I have looked at this and can't see the wood for the trees!
I am use in Arduino 1.03 and in my program I use
string.replace("T", "");
and it does delete the character, however I need to do this for a few fixed characters and therefore trying to place it in a function , the Serial.print does correctly print the characters to be replaced and is there as a debug statement.

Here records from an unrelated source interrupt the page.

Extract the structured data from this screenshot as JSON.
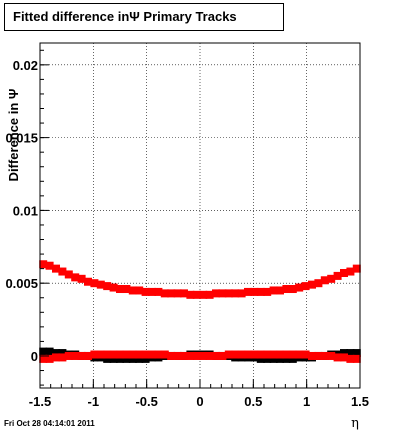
{
  "title": "Fitted difference inΨ   Primary Tracks",
  "footer": "Fri Oct 28 04:14:01 2011",
  "chart_data": {
    "type": "scatter",
    "xlabel": "η",
    "ylabel": "Difference in Ψ",
    "xlim": [
      -1.5,
      1.5
    ],
    "ylim": [
      -0.0022,
      0.0215
    ],
    "grid": true,
    "x_ticks": [
      -1.5,
      -1,
      -0.5,
      0,
      0.5,
      1,
      1.5
    ],
    "x_tick_labels": [
      "-1.5",
      "-1",
      "-0.5",
      "0",
      "0.5",
      "1",
      "1.5"
    ],
    "y_ticks": [
      0,
      0.005,
      0.01,
      0.015,
      0.02
    ],
    "y_tick_labels": [
      "0",
      "0.005",
      "0.01",
      "0.015",
      "0.02"
    ],
    "series": [
      {
        "color": "#ff0000",
        "marker": "square",
        "x": [
          -1.47,
          -1.41,
          -1.35,
          -1.29,
          -1.23,
          -1.17,
          -1.11,
          -1.05,
          -0.99,
          -0.93,
          -0.87,
          -0.81,
          -0.75,
          -0.69,
          -0.63,
          -0.57,
          -0.51,
          -0.45,
          -0.39,
          -0.33,
          -0.27,
          -0.21,
          -0.15,
          -0.09,
          -0.03,
          0.03,
          0.09,
          0.15,
          0.21,
          0.27,
          0.33,
          0.39,
          0.45,
          0.51,
          0.57,
          0.63,
          0.69,
          0.75,
          0.81,
          0.87,
          0.93,
          0.99,
          1.05,
          1.11,
          1.17,
          1.23,
          1.29,
          1.35,
          1.41,
          1.47
        ],
        "y": [
          0.0063,
          0.0062,
          0.006,
          0.0058,
          0.0056,
          0.0054,
          0.0053,
          0.0051,
          0.005,
          0.0049,
          0.0048,
          0.0047,
          0.0046,
          0.0046,
          0.0045,
          0.0045,
          0.0044,
          0.0044,
          0.0044,
          0.0043,
          0.0043,
          0.0043,
          0.0043,
          0.0042,
          0.0042,
          0.0042,
          0.0042,
          0.0043,
          0.0043,
          0.0043,
          0.0043,
          0.0043,
          0.0044,
          0.0044,
          0.0044,
          0.0044,
          0.0045,
          0.0045,
          0.0046,
          0.0046,
          0.0047,
          0.0048,
          0.0049,
          0.005,
          0.0052,
          0.0053,
          0.0055,
          0.0057,
          0.0058,
          0.006
        ]
      },
      {
        "color": "#000000",
        "marker": "square",
        "x": [
          -1.47,
          -1.41,
          -1.35,
          -1.29,
          -1.23,
          -1.17,
          -1.11,
          -1.05,
          -0.99,
          -0.93,
          -0.87,
          -0.81,
          -0.75,
          -0.69,
          -0.63,
          -0.57,
          -0.51,
          -0.45,
          -0.39,
          -0.33,
          -0.27,
          -0.21,
          -0.15,
          -0.09,
          -0.03,
          0.03,
          0.09,
          0.15,
          0.21,
          0.27,
          0.33,
          0.39,
          0.45,
          0.51,
          0.57,
          0.63,
          0.69,
          0.75,
          0.81,
          0.87,
          0.93,
          0.99,
          1.05,
          1.11,
          1.17,
          1.23,
          1.29,
          1.35,
          1.41,
          1.47
        ],
        "y": [
          0.0003,
          0.0003,
          0.0002,
          0.0002,
          0.0001,
          0.0001,
          0.0,
          0.0,
          -0.0001,
          -0.0001,
          -0.0002,
          -0.0002,
          -0.0002,
          -0.0002,
          -0.0002,
          -0.0002,
          -0.0002,
          -0.0001,
          -0.0001,
          0.0,
          0.0,
          0.0,
          0.0,
          0.0001,
          0.0001,
          0.0001,
          0.0001,
          0.0,
          0.0,
          0.0,
          -0.0001,
          -0.0001,
          -0.0001,
          -0.0001,
          -0.0002,
          -0.0002,
          -0.0002,
          -0.0002,
          -0.0002,
          -0.0002,
          -0.0001,
          -0.0001,
          -0.0001,
          0.0,
          0.0,
          0.0001,
          0.0001,
          0.0002,
          0.0002,
          0.0002
        ]
      },
      {
        "color": "#ff0000",
        "marker": "square",
        "x": [
          -1.47,
          -1.41,
          -1.35,
          -1.29,
          -1.23,
          -1.17,
          -1.11,
          -1.05,
          -0.99,
          -0.93,
          -0.87,
          -0.81,
          -0.75,
          -0.69,
          -0.63,
          -0.57,
          -0.51,
          -0.45,
          -0.39,
          -0.33,
          -0.27,
          -0.21,
          -0.15,
          -0.09,
          -0.03,
          0.03,
          0.09,
          0.15,
          0.21,
          0.27,
          0.33,
          0.39,
          0.45,
          0.51,
          0.57,
          0.63,
          0.69,
          0.75,
          0.81,
          0.87,
          0.93,
          0.99,
          1.05,
          1.11,
          1.17,
          1.23,
          1.29,
          1.35,
          1.41,
          1.47
        ],
        "y": [
          -0.0002,
          -0.0002,
          -0.0001,
          -0.0001,
          0.0,
          0.0,
          0.0,
          0.0,
          0.0001,
          0.0001,
          0.0001,
          0.0001,
          0.0001,
          0.0001,
          0.0001,
          0.0001,
          0.0001,
          0.0001,
          0.0001,
          0.0001,
          0.0,
          0.0,
          0.0,
          0.0,
          0.0,
          0.0,
          0.0,
          0.0,
          0.0,
          0.0001,
          0.0001,
          0.0001,
          0.0001,
          0.0001,
          0.0001,
          0.0001,
          0.0001,
          0.0001,
          0.0001,
          0.0001,
          0.0001,
          0.0001,
          0.0,
          0.0,
          0.0,
          0.0,
          -0.0001,
          -0.0001,
          -0.0002,
          -0.0002
        ]
      }
    ]
  }
}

//declared at the top of program
const char stripChars [6] PROGMEM = "{}DIT";
//Sanity call to function
String striped = stripMyStr("{A}AIATADA");
//function
String stripMyStr(String strToStrip){
for (int i = 0; i < 5; ++i)
{ //tried uint8_t myChar
myChar = pgm_read_byte (stripChars + i);
Serial.print(myChar);
strToStrip.replace(myChar, "");
}
return strToStrip;
}
Error message from Arduino IDE is :-
error: call of overloaded 'replace(uint8_t&, const char [1])' is ambiguous
Any help much appreciated, explanation as to where I am going wrong(plain English very, very welcome.
Though I do agree and as such the program does work without this function, but for once in my life I have time to solve the problem the way I wish, not just take an easy way, or put it another way, retired and being pedantic
There are some bugs in the String class, that's why I recommend not using it.
Anyway, your problem is that "myChar" is (most likely) declared as "char myChar", and that replace function expect a String, so you have to convert. I'm not sure, but try:
I don't think it is a particularly good idea to call things in the constructor, particularly if you are doing serial prints, as you were. The constructor is called before the system is fully initialized.
I've only used the PROGMEN method a few times, so I am not an expert, but when I
was using it the other day and looked up the example, they were telling me to use
prog_char message[] PROGMEM = "this is the message" ;
So if you are using regular 'char' instead of 'prog_char', that might be your problem.